Yes, everything happens for a reason. But not everything that happens to a person is the result of their own actions.
Well actually it is. Let's take the flooded river example. Now a river flooding is (maybe) not a consequence of a specific action on your behalf, but being in the vicinity, or living in the vicinity, or being born in the vicinity is due to your karma. That is the reason why not everybody was in the vicinity of the flood.
Yes, that is true. Technically, every moment of where you are is a result of your previous actions.
I guess what I meant was that there is a sort of hierarchy of relevance. Ultimately, everything is connected with everything else. But at some point (and I bet there could be a mathematical equation for this) the causes are so numerous and so far removed that their significance is hardly relevant.

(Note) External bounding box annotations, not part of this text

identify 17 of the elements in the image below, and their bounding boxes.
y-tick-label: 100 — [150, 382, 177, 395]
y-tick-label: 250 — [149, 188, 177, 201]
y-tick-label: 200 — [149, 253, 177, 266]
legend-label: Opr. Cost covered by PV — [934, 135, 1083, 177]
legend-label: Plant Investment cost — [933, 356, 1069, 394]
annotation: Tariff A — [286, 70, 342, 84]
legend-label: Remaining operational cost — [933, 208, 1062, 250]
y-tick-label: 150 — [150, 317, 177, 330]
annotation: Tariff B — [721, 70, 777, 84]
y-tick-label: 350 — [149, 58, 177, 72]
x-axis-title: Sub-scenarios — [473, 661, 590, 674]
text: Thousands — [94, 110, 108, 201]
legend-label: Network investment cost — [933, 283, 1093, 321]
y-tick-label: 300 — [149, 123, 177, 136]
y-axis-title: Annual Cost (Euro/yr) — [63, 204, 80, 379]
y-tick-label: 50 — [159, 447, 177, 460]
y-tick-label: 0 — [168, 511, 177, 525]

For example, both of my parents served in the US Army during WW2, and they met at some sort of military social function in the early 1940's. But this would not have happened if Germany had not invaded the rest of Europe. So, you could
say that if Hitler hadn't come to power, my parents would not have met or gotten married I would not be here. But the connection is so remote it is essentially meaningless. I don't need to thank the nazis for my being able to post on Dharma Wheel.
So, when someone brings up the issue of poverty, and then somebody else brings up the point that where a person is today is the result of some past karma, okay, that karma could have been 100 lifetimes ago. It is an essentially meaningless conclusion.
Furthermore, what constitutes poverty is not necessarily wealth. In the Wonderful Buddhist kingdom of Bhutan, the average per capita income is less than US$3000 per year. This doesn't mean the people are living in poverty. But poverty can mean no home, no access to drinking water, no education and no easily accessible medical care, or all of the above combined. For a person to have the "positive karma' to be born is such a place where those things exist, those things first have to exist! It doesn't matter what your karma is if a cure for your fatal disease hasn't been discovered yet. It's like saying that people born two hundred years ago had the unfortunate karma, due to past actions, of not being born when there was the internet.
Furthermore, if a person's tendency is to be generous, and as a result they acquire great wealth in a following lifetime, then with that wealth they have two options. They can continue being generous, lifetime after lifetime, which, if we hold to the principle that actions tend to become habitual, is likely the case, then over time, exponentially, enough people would give away enough wealth so that there would be no more poverty. The other option is that having been born into wealth, they become covetous and greedy, and this in turn would perpetuate exponentially until there is no more wealth anywhere. So, I think it is an illogical and impossible proposition.